The statute that governed both that situation and the one you have described is A.C.A. § 14-42-115, which states:

(a)(1) It is lawful for a volunteer firefighter or a volunteer police officer in any city of the first class, city of the second class, or incorporated town in this state to seek election to, and if elected, to serve as a member of the city council or other governing body of the city or town.

(2) This service shall not be deemed a conflict of interest and shall not be prohibited by the civil service regulations of any city or town.

(b) A person may serve and receive compensation as a member of the governing body of any city of the first class, city of the second class, or incorporated town and simultaneously serve as a volunteer firefighter or a volunteer police officer and receive compensation as a firefighter or a police officer.

(c) The provisions of this section shall not apply after August 13, 1993, to any city having a city administrator form of government.

A.C.A. § 14-42-115.1

In analyzing the question that was presented in Opinion No. 2004-069, I relied on the emergency clause of Act 124 of 1981 (the Act from which A.C.A. § 14-42-115 was codified).

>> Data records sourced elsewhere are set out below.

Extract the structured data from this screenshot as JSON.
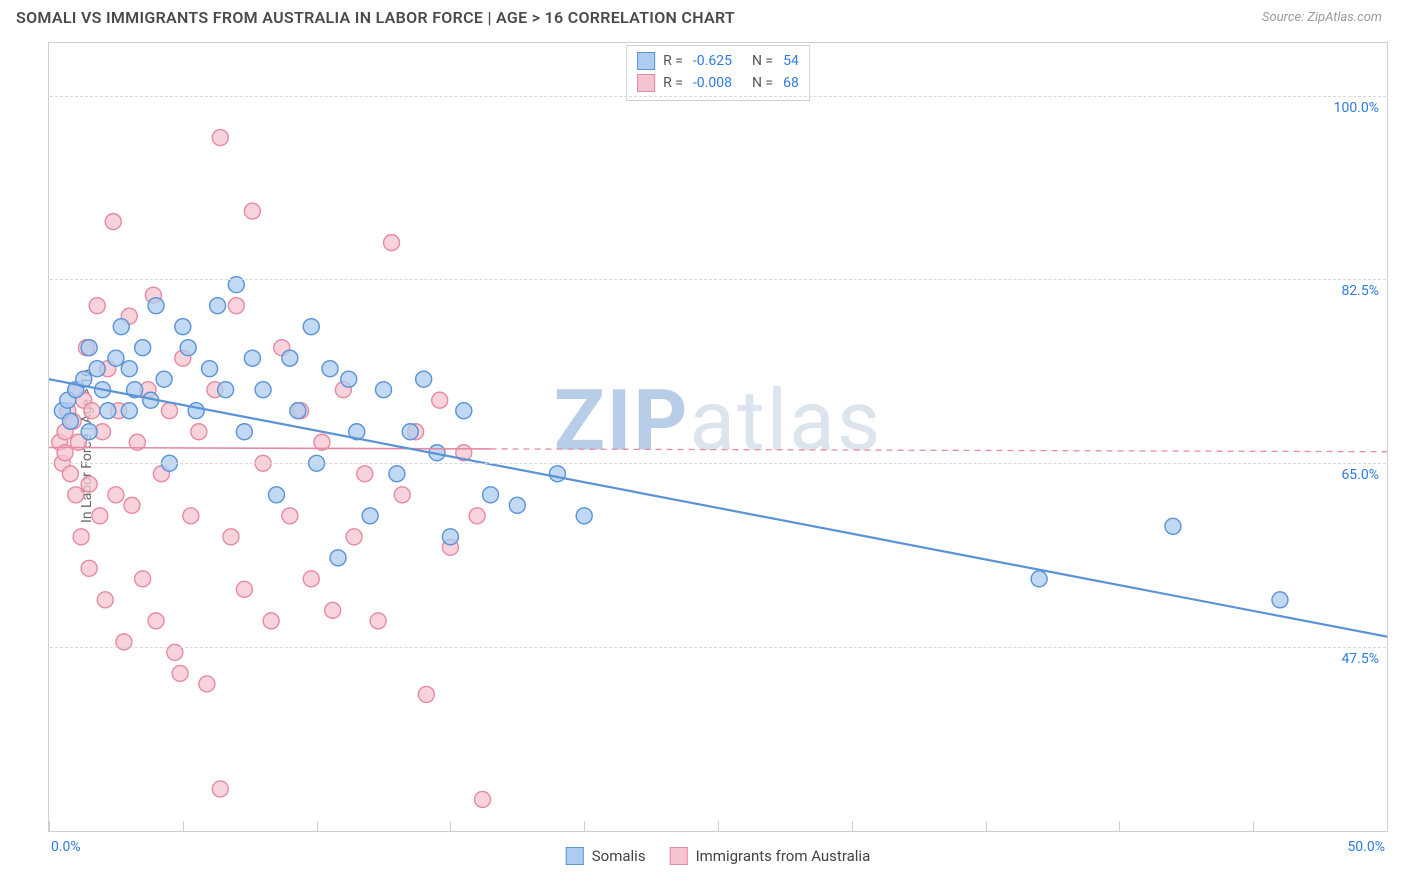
{
  "title": "SOMALI VS IMMIGRANTS FROM AUSTRALIA IN LABOR FORCE | AGE > 16 CORRELATION CHART",
  "source": "Source: ZipAtlas.com",
  "watermark": {
    "bold": "ZIP",
    "light": "atlas",
    "bold_color": "#b7cde8",
    "light_color": "#dce4ee"
  },
  "chart": {
    "type": "scatter",
    "background_color": "#ffffff",
    "border_color": "#cfcfcf",
    "grid_color": "#d8d8d8",
    "ylabel": "In Labor Force | Age > 16",
    "xlim": [
      0,
      50
    ],
    "ylim": [
      30,
      105
    ],
    "x_ticks": [
      0,
      5,
      10,
      15,
      20,
      25,
      30,
      35,
      40,
      45,
      50
    ],
    "x_axis_labels": {
      "min": "0.0%",
      "max": "50.0%",
      "color": "#2f7be0"
    },
    "y_gridlines": [
      {
        "y": 100.0,
        "label": "100.0%"
      },
      {
        "y": 82.5,
        "label": "82.5%"
      },
      {
        "y": 65.0,
        "label": "65.0%"
      },
      {
        "y": 47.5,
        "label": "47.5%"
      }
    ],
    "y_label_color": "#2f7be0",
    "marker_radius": 8,
    "marker_stroke_width": 1.4,
    "series": {
      "somalis": {
        "label": "Somalis",
        "fill": "#aeccf0",
        "stroke": "#5a93d6",
        "fill_opacity": 0.75,
        "R": "-0.625",
        "N": "54",
        "trend": {
          "x1": 0,
          "y1": 73.0,
          "x2": 50,
          "y2": 48.5,
          "solid_until_x": 50,
          "width": 2.2
        },
        "points": [
          [
            0.5,
            70
          ],
          [
            0.7,
            71
          ],
          [
            0.8,
            69
          ],
          [
            1.0,
            72
          ],
          [
            1.3,
            73
          ],
          [
            1.5,
            76
          ],
          [
            1.5,
            68
          ],
          [
            1.8,
            74
          ],
          [
            2.0,
            72
          ],
          [
            2.2,
            70
          ],
          [
            2.5,
            75
          ],
          [
            2.7,
            78
          ],
          [
            3.0,
            74
          ],
          [
            3.0,
            70
          ],
          [
            3.2,
            72
          ],
          [
            3.5,
            76
          ],
          [
            3.8,
            71
          ],
          [
            4.0,
            80
          ],
          [
            4.3,
            73
          ],
          [
            4.5,
            65
          ],
          [
            5.0,
            78
          ],
          [
            5.2,
            76
          ],
          [
            5.5,
            70
          ],
          [
            6.0,
            74
          ],
          [
            6.3,
            80
          ],
          [
            6.6,
            72
          ],
          [
            7.0,
            82
          ],
          [
            7.3,
            68
          ],
          [
            7.6,
            75
          ],
          [
            8.0,
            72
          ],
          [
            8.5,
            62
          ],
          [
            9.0,
            75
          ],
          [
            9.3,
            70
          ],
          [
            9.8,
            78
          ],
          [
            10.0,
            65
          ],
          [
            10.5,
            74
          ],
          [
            10.8,
            56
          ],
          [
            11.2,
            73
          ],
          [
            11.5,
            68
          ],
          [
            12.0,
            60
          ],
          [
            12.5,
            72
          ],
          [
            13.0,
            64
          ],
          [
            13.5,
            68
          ],
          [
            14.0,
            73
          ],
          [
            14.5,
            66
          ],
          [
            15.0,
            58
          ],
          [
            15.5,
            70
          ],
          [
            16.5,
            62
          ],
          [
            17.5,
            61
          ],
          [
            19.0,
            64
          ],
          [
            20.0,
            60
          ],
          [
            37.0,
            54
          ],
          [
            42.0,
            59
          ],
          [
            46.0,
            52
          ]
        ]
      },
      "australia": {
        "label": "Immigrants from Australia",
        "fill": "#f6c4d0",
        "stroke": "#e58aa2",
        "fill_opacity": 0.75,
        "R": "-0.008",
        "N": "68",
        "trend": {
          "x1": 0,
          "y1": 66.5,
          "x2": 50,
          "y2": 66.1,
          "solid_until_x": 16.5,
          "width": 1.6
        },
        "points": [
          [
            0.4,
            67
          ],
          [
            0.5,
            65
          ],
          [
            0.6,
            68
          ],
          [
            0.6,
            66
          ],
          [
            0.7,
            70
          ],
          [
            0.8,
            64
          ],
          [
            0.9,
            69
          ],
          [
            1.0,
            72
          ],
          [
            1.0,
            62
          ],
          [
            1.1,
            67
          ],
          [
            1.2,
            58
          ],
          [
            1.3,
            71
          ],
          [
            1.4,
            76
          ],
          [
            1.5,
            63
          ],
          [
            1.5,
            55
          ],
          [
            1.6,
            70
          ],
          [
            1.8,
            80
          ],
          [
            1.9,
            60
          ],
          [
            2.0,
            68
          ],
          [
            2.1,
            52
          ],
          [
            2.2,
            74
          ],
          [
            2.4,
            88
          ],
          [
            2.5,
            62
          ],
          [
            2.6,
            70
          ],
          [
            2.8,
            48
          ],
          [
            3.0,
            79
          ],
          [
            3.1,
            61
          ],
          [
            3.3,
            67
          ],
          [
            3.5,
            54
          ],
          [
            3.7,
            72
          ],
          [
            3.9,
            81
          ],
          [
            4.0,
            50
          ],
          [
            4.2,
            64
          ],
          [
            4.5,
            70
          ],
          [
            4.7,
            47
          ],
          [
            5.0,
            75
          ],
          [
            5.3,
            60
          ],
          [
            5.6,
            68
          ],
          [
            5.9,
            44
          ],
          [
            6.2,
            72
          ],
          [
            6.4,
            96
          ],
          [
            6.8,
            58
          ],
          [
            7.0,
            80
          ],
          [
            7.3,
            53
          ],
          [
            7.6,
            89
          ],
          [
            8.0,
            65
          ],
          [
            8.3,
            50
          ],
          [
            8.7,
            76
          ],
          [
            9.0,
            60
          ],
          [
            9.4,
            70
          ],
          [
            9.8,
            54
          ],
          [
            10.2,
            67
          ],
          [
            10.6,
            51
          ],
          [
            11.0,
            72
          ],
          [
            11.4,
            58
          ],
          [
            11.8,
            64
          ],
          [
            12.3,
            50
          ],
          [
            12.8,
            86
          ],
          [
            13.2,
            62
          ],
          [
            13.7,
            68
          ],
          [
            14.1,
            43
          ],
          [
            14.6,
            71
          ],
          [
            15.0,
            57
          ],
          [
            15.5,
            66
          ],
          [
            16.0,
            60
          ],
          [
            16.2,
            33
          ],
          [
            6.4,
            34
          ],
          [
            4.9,
            45
          ]
        ]
      }
    },
    "legend_top_labels": {
      "R": "R =",
      "N": "N =",
      "stat_color": "#2f7be0"
    },
    "legend_bottom": [
      {
        "key": "somalis"
      },
      {
        "key": "australia"
      }
    ]
  }
}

As I explained, that emergency clause indicates that the Act was intended to apply to volunteer firefighters who receive a "small amount of pay" only when called upon to "render fire service duties." See Acts 1981, No. 124, Emergency Clause. I also relied upon the opinions of two of my predecessors, in which similar issues were discussed. See Ops. Att'y Gen. Nos. 2001-296; 96-025; 95-178.

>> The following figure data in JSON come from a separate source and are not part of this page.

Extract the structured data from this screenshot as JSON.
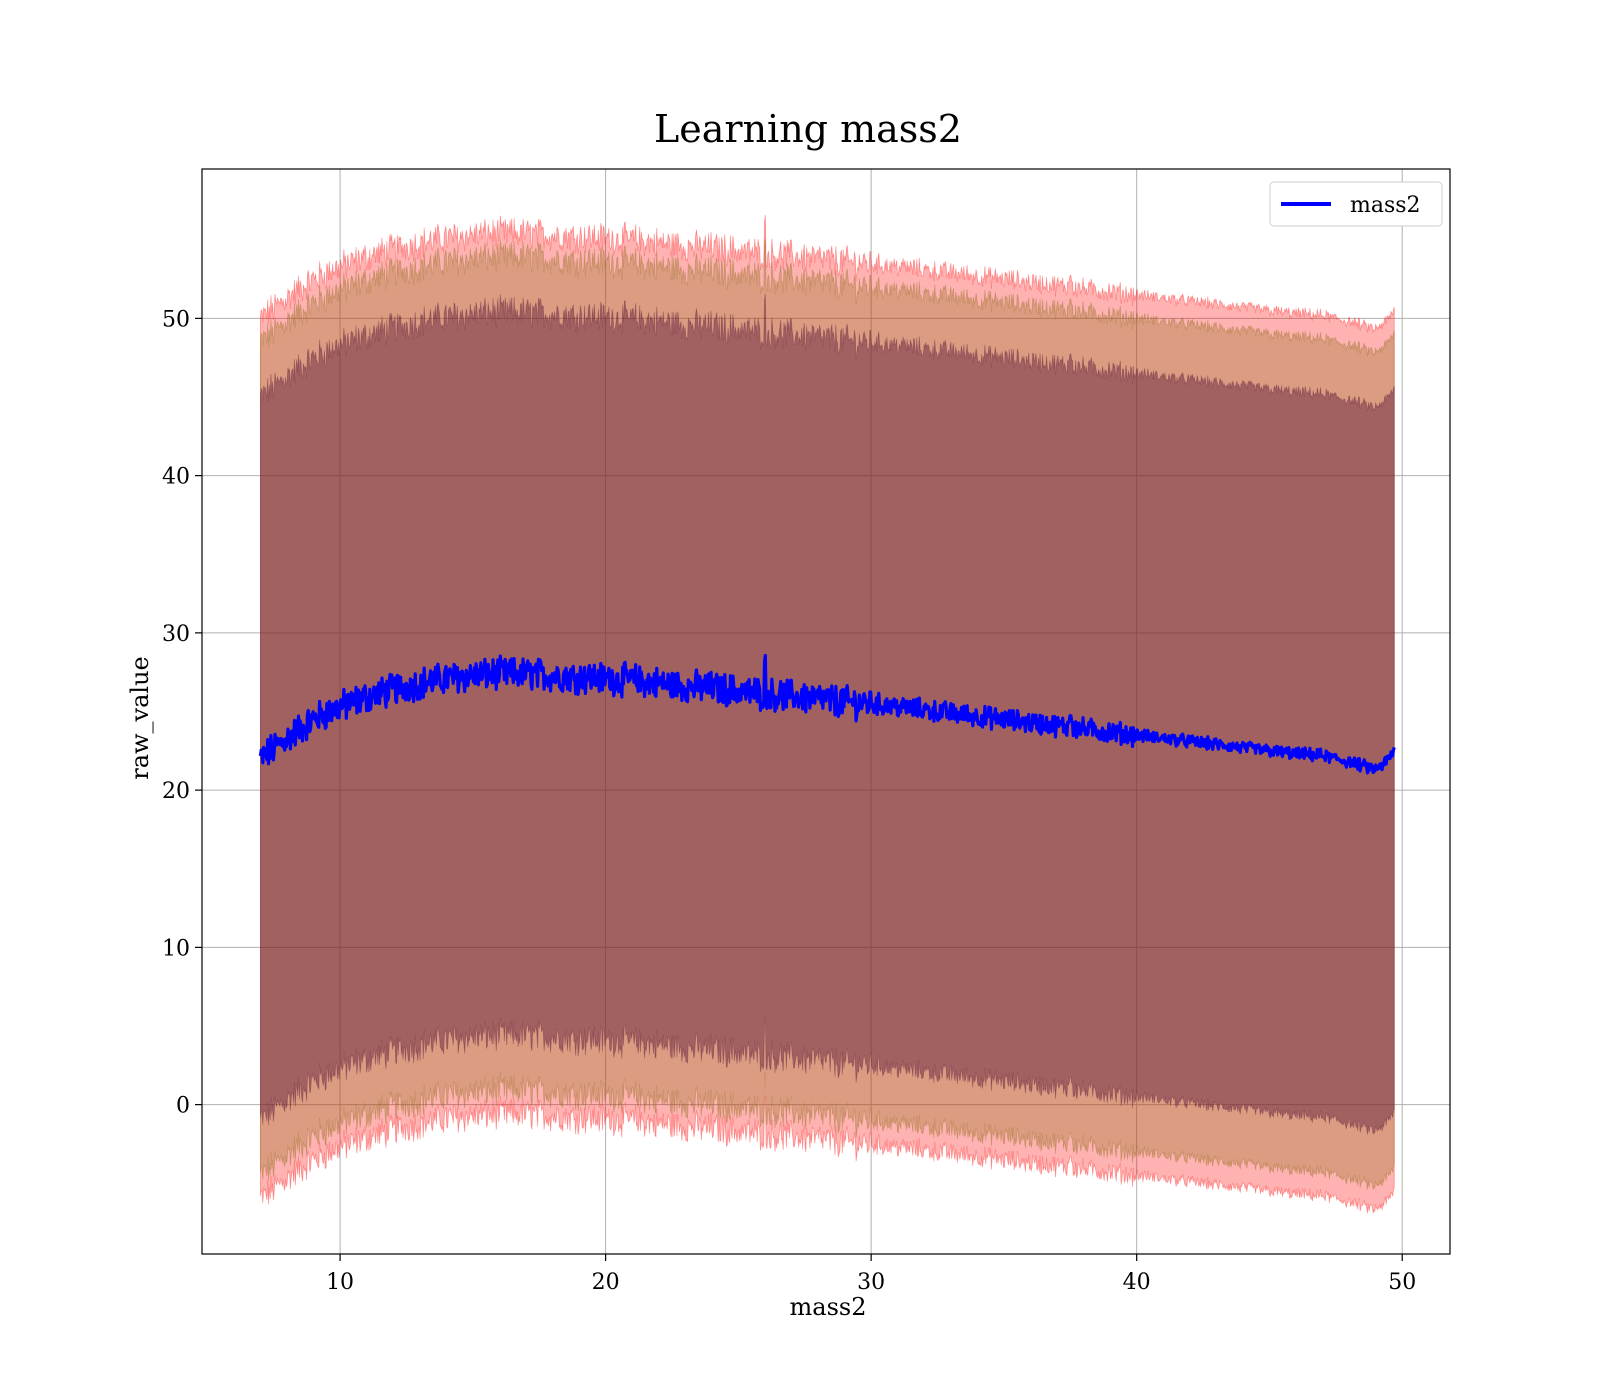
{
  "chart_data": {
    "type": "line",
    "title": "Learning mass2",
    "xlabel": "mass2",
    "ylabel": "raw_value",
    "xlim": [
      4.8,
      51.8
    ],
    "ylim": [
      -9.5,
      59.5
    ],
    "xticks": [
      10,
      20,
      30,
      40,
      50
    ],
    "yticks": [
      0,
      10,
      20,
      30,
      40,
      50
    ],
    "grid": true,
    "legend_position": "top-right",
    "colors": {
      "mean_line": "#0000ff",
      "band_outer": "#ff0000",
      "band_middle": "#8b6914",
      "band_inner": "#5c1a3a"
    },
    "mean_anchors": {
      "x": [
        7.0,
        8.0,
        9.0,
        10.0,
        11.0,
        12.0,
        13.0,
        14.0,
        15.0,
        16.0,
        17.0,
        18.0,
        19.0,
        20.0,
        21.0,
        22.0,
        23.0,
        24.0,
        25.0,
        26.0,
        27.0,
        28.0,
        29.0,
        30.0,
        31.0,
        32.0,
        33.0,
        34.0,
        35.0,
        36.0,
        37.0,
        38.0,
        39.0,
        40.0,
        41.0,
        42.0,
        43.0,
        44.0,
        45.0,
        46.0,
        47.0,
        48.0,
        49.0,
        49.4,
        49.7
      ],
      "y": [
        22.0,
        23.3,
        24.5,
        25.3,
        25.9,
        26.4,
        26.8,
        27.1,
        27.3,
        27.4,
        27.4,
        27.3,
        27.2,
        27.1,
        27.0,
        26.8,
        26.6,
        26.5,
        26.3,
        26.1,
        26.0,
        25.8,
        25.6,
        25.5,
        25.3,
        25.1,
        24.9,
        24.7,
        24.5,
        24.3,
        24.1,
        23.9,
        23.7,
        23.5,
        23.3,
        23.1,
        22.9,
        22.7,
        22.5,
        22.3,
        22.2,
        21.8,
        21.3,
        21.8,
        22.5
      ]
    },
    "series": [
      {
        "name": "mass2",
        "role": "mean",
        "points": 1400,
        "x_range": [
          7.0,
          49.7
        ]
      }
    ],
    "bands": [
      {
        "role": "outer",
        "offset": 28.0,
        "opacity": 0.3
      },
      {
        "role": "middle",
        "offset": 26.5,
        "opacity": 0.3
      },
      {
        "role": "inner",
        "offset": 23.0,
        "opacity": 0.45
      }
    ]
  }
}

The discussions and analyses in these and other previous opinions and in Opinion No. 2004-069 all involved situations in which it was presumed that the fire chief, unlike the other volunteer firefighters, was highly compensated. See, e.g., Op. Att'y Gen. No. 2002-023. This office has never addressed the situation you have described, in which the fire chief is not highly compensated.

It is my opinion that in the situation you have described, the fire chief who is not highly compensated would, like other volunteer firefighters who are not highly compensated, fall within the provisions of A.C.A. §14-42-115, and could, therefore, serve as an alderman. Such a fire chief would clearly fall within the intended scope of the statute, as reflected by the Act's emergency clause.

I must point out, however, that the fire chief in question may, in his position as an alderman, be occasionally faced with situations in which he is required to participate in decisions that will directly impact the fire department. In those situations, he could be perceived to have a conflict of interest. Under common law principles concerning conflicts of interest, he should abstain from participating in any decision-making that might divide his allegiance between the interests that are at stake, so as to avoid the temptation of placing a conflicting interest above the interest of those he was chosen to represent. For further illustration and discussion of this issue, see Ops. Att'y Gen. Nos.2004-160; 2004-106; 2001-042; 2000-072; 99-349; 98-275; 94-283; and 94-446, citing Van Hovenberg v. Holman, 201 Ark. 370, 144 S.W.2d 719 (1940); Madden v. United States Associates, 40 Ark. App. 143,844 S.W.2d 374 (1992); Acme Brick Co. v. Missouri Pacific R.R.,307 Ark. 363, 821 S.W.2d 7 (1991); 67 C.J.S. Officers § 204; and 63A Am.Jur.2d, Public Officers and Employees § 321.

Assistant Attorney General Suzanne Antley prepared the foregoing opinion, which I hereby approve.

Sincerely,

MIKE BEEBE Attorney General

1 In my opinion, A.C.A. § 14-42-115 supersedes the common law principle of incompatibility, as applied to the fire department personnel to whom it applies. That principle would otherwise prohibit dual service as a city council member and as a member of a fire department that is controlled by the city council. For a discussion of this issue, see Op. Att'y Gen. No. 2004-070.